With first-hand knowledge -- not just reading from second-hand sources or going through one general's papers -- George Allen describes what happened in Vietnam from before Dien Bien Phu through the fall of Saigon. He has detailed information on the US side, and informed accounts of what the North Vietnamese strategy was. He introduces us to the personalities and events so important to the way Vietnam happened, all in a very engaging and readable style.

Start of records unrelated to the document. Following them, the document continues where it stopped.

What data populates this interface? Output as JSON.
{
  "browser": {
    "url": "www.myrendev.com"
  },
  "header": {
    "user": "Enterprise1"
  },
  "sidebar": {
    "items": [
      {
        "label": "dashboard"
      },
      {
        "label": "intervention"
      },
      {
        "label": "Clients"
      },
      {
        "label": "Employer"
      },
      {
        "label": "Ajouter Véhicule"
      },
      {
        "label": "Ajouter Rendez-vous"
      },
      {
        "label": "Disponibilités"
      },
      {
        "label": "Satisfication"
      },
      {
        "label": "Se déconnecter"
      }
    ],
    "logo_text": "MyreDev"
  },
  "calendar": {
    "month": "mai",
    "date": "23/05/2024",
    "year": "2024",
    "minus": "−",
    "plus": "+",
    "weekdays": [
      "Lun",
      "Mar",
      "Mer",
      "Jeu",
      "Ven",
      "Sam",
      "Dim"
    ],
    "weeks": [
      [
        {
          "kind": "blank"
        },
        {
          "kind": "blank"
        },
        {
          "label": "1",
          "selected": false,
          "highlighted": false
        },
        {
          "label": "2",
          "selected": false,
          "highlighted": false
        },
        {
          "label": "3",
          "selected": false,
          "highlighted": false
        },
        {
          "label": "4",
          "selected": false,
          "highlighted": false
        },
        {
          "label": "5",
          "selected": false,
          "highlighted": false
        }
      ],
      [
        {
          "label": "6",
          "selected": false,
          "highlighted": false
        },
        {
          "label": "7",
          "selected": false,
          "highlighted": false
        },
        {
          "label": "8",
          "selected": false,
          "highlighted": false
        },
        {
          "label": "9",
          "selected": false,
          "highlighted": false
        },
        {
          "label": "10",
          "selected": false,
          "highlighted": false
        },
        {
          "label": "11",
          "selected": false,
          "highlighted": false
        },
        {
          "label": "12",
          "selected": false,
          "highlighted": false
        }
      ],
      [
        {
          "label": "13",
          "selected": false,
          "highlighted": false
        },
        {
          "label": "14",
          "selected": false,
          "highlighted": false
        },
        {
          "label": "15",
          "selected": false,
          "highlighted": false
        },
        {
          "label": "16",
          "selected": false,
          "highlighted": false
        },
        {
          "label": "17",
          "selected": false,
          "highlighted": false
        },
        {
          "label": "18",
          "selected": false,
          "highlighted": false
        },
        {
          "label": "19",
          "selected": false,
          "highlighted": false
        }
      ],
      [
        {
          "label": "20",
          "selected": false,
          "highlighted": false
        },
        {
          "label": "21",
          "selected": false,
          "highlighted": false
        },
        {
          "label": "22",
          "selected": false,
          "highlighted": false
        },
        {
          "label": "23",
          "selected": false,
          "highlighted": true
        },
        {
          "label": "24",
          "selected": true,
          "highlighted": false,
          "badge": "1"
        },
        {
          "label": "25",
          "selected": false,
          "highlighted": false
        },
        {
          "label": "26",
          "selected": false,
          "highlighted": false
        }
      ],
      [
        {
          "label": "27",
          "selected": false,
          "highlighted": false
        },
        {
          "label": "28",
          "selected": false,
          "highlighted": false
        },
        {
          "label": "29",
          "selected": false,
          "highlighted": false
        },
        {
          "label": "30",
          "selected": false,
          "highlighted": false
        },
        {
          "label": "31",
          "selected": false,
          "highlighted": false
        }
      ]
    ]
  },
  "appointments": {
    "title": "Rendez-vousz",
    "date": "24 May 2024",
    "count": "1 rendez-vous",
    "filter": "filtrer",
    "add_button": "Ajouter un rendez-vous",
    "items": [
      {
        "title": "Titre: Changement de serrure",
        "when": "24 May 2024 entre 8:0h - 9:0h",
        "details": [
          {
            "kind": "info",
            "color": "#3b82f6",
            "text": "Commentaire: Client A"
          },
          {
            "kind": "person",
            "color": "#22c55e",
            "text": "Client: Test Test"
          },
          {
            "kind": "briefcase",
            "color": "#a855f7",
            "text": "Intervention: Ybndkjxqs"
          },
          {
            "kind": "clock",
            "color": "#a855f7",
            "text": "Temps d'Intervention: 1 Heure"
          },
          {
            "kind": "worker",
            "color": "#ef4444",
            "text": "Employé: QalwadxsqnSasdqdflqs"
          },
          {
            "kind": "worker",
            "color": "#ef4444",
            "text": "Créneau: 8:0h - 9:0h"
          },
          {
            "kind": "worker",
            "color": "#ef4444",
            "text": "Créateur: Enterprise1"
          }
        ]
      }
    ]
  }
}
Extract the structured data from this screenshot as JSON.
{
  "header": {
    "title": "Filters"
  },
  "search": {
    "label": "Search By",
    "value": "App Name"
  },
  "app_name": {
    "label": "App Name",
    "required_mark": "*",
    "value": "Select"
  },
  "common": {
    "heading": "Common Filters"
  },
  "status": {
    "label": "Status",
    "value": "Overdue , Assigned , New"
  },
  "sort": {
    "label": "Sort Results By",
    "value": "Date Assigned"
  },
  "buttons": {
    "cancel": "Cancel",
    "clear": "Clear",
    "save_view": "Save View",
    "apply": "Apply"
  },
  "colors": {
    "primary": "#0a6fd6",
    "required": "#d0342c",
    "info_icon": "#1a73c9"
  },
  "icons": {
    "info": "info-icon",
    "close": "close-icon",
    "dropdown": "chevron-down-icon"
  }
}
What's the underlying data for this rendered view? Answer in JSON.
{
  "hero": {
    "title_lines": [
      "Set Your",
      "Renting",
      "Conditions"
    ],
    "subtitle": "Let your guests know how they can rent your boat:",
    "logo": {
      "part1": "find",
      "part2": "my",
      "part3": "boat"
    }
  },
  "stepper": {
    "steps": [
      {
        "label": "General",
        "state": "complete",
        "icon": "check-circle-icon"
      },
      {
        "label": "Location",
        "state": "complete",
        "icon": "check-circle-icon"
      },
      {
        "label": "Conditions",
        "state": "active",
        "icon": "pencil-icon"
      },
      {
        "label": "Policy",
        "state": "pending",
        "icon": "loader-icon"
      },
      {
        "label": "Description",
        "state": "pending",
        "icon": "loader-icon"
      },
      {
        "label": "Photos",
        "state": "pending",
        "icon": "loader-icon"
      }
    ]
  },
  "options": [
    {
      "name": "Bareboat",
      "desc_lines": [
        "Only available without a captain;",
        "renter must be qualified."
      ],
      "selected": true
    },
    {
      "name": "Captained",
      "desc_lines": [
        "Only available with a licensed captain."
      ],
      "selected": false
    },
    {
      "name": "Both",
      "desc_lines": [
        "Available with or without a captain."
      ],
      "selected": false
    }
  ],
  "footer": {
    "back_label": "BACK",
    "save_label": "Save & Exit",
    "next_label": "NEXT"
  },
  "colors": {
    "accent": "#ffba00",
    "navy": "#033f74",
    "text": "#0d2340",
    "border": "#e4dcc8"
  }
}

One of the most fascinating parts of the book is the listing of the many times the US took action without a full examination of the complete situation. Allen writes, "In foreign affairs and national security matters, there is no substitute for thorough, conscientious, and objective analysis of all the factors bearing on a decision, of alternative courses of action, and of a weighing of the consequences -- domestic as well as foreign -- of all the options available." This was rarely done in Vietnam. Among the hasty decisions the US made were to consider the northern Vietnamese as part of a monolithic Communist threat, to aid the French in maintaining their empire, to take over the French role in Vietnam, to give the green light to the Diem coup, to not realize the problems the lack of post-Diem leadership would create, to not encourage South Vietnam to develop an effective political message and a stable appealing government, to appear to favor Thieu as a candidate (by proclaiming neutrality), by failing to build an effective intelligence system in south Vietnam, by US in-country personnel repeatedly lying to their superiors by exaggerating US success and minimizing enemy strength (thus depriving themselves of the needed resources to meet the real threat), by the false "light at the end of the tunnel" PR campaign (setting the government up for an even bigger fall when Tet '68 came), by giving South Vietnam false assurances of our post-withdrawal support, etc. etc.
These just touch the surface. Allen explains how even minor decisions like insisting ARVN units included artillery support, and not replacing ONE incompetent colonel, possibly had very significant bad effects. I highly recommend this book to anyone interested in Vietnam, recent American history, or politics. It should be required reading for US policy-makers.
Hopefully someday we'll have someone the caliber of George Allen tell the true story of 9/11, Afghanistan and Iraq.